Front page | perl.perl5.porters |
Postings from November 1999
Re: Patch for Threading and Regexps
From: Ilya Zakharevich
November 20, 1999 01:42
Re: Patch for Threading and Regexps
Message ID: 199911200941.EAA26081@monk.mps.ohio-state.edu
Simon Cozens writes:
> However, I've read through your postings on this thread, and, like
> Tom, I'm unclear on what you think the larger bug is; I've read
> through them again, as you suggested, but I still can't find it.
No wonder it was not clear to you. It is probably 3 or 4 months as
I did not write more than a couple of pages about it on p5p. ;-)
But frankly speaking, I was sure that I wrote a regulary scheduled
treatise only a week ago. As it turned out, this was in a personal
Email, not in p5p email! So sorry for implying that the message was
easily available (though I did it on p5p many times too).
From firstname.lastname@example.org Wed Nov 3 17:46:11 1999
Date: Wed, 3 Nov 1999 17:46:11 -0500
From: Ilya Zakharevich <email@example.com>
To: Mark-Jason Dominus <firstname.lastname@example.org>
Subject: Re: Summary for last week up
Reply-To: Ilya Zakharevich <email@example.com>
References: <199911031910.OAA08418@monk.mps.ohio-state.edu> <firstname.lastname@example.org>
Content-Type: text/plain; charset=us-ascii
X-Mailer: Mutt 1.0pre2i
On Wed, Nov 03, 1999 at 04:41:37PM -0500, Mark-Jason Dominus wrote:
> > This all has no relation to reality.
> Yes, thanks. I thought that the way the regex engine decided which
> regex to operate on and what the flags were in the op tree, and the
> pointer to the backreference variables were all in global PL_*
> variables. Is this mistaken? I would like to make a correction. Can
> you explain the real problem to me?
I think Dan did it today, and it was discussed here *many* times, but
it was probably lost in "my shell is better than yours" arguments...
So called "global" variables are in fact per-thread, so there is no
problem here. And $digit variables have no storage associated with
them (they are *calculated* each time they are accessed), thus there
is no problem with this too.
The problem is with the semantic of $digit variables and with the
"saved-data" basing on which these variables are calculated. Remember
auto-localization clause?
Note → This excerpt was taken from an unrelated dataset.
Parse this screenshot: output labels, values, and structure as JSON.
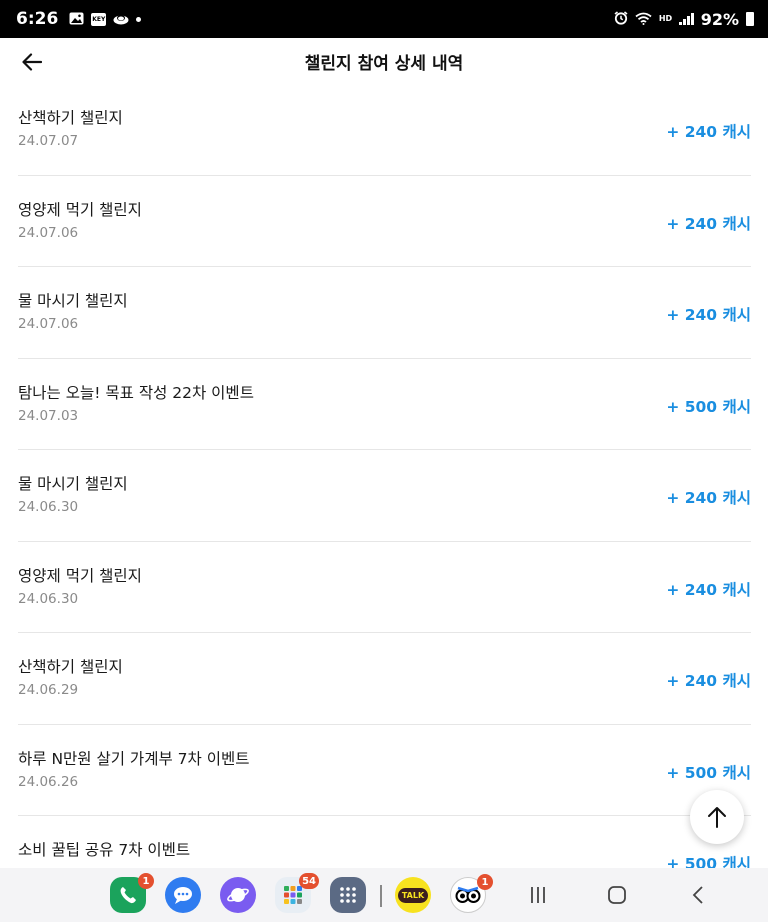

This means that at each moment of the live
of a program there may be hundreds of "saved-data" items stored, which
come to and go from scope depending on the control flow of the
Each successful match stores its "saved data" somewhere. Where are
they stored? Inside the match-opnode of the compiled code tree for
the program. Additionally, a "global" PL_curpm is set which points to
this opnode. (This global is reset on end of each block) Why is it
reasonable? Since when control jumps inside a running subroutine,
there is at most one enclosing scope which contains a given node.
Does this lead to problems? Yes, since code tree may be shared by
several subroutines (or subroutine invocations). If two of these
subroutines are "active" simultaneously (say, one calls another), then
the successful match in the internal one will overwrite the "saved
data" of the external one. This leads to long-standing "match data of
recursive subroutines" problem.
What may be possible solution? Each invocation of a subroutine has
some storage which is associated to *it only*. They all share a code
tree, but there is some storage which distinguishes them. These are
scratchpad arrays. Nodes of a compile tree may mention *offsets*
inside scratchpads, which are used for bookkeeping etc ("targets").
So the solution may be to allocate an entry in a scratchpad associated
with the match-mode, and move the "saved data" there. Simultaneously,
this would solve the only remaining threading problem as well. To
find all the places which need to be changed (and many of those which
should not) it is enough to grep for PL_curpm and PMOP.
As simple as that. One hour of work, excluding testing.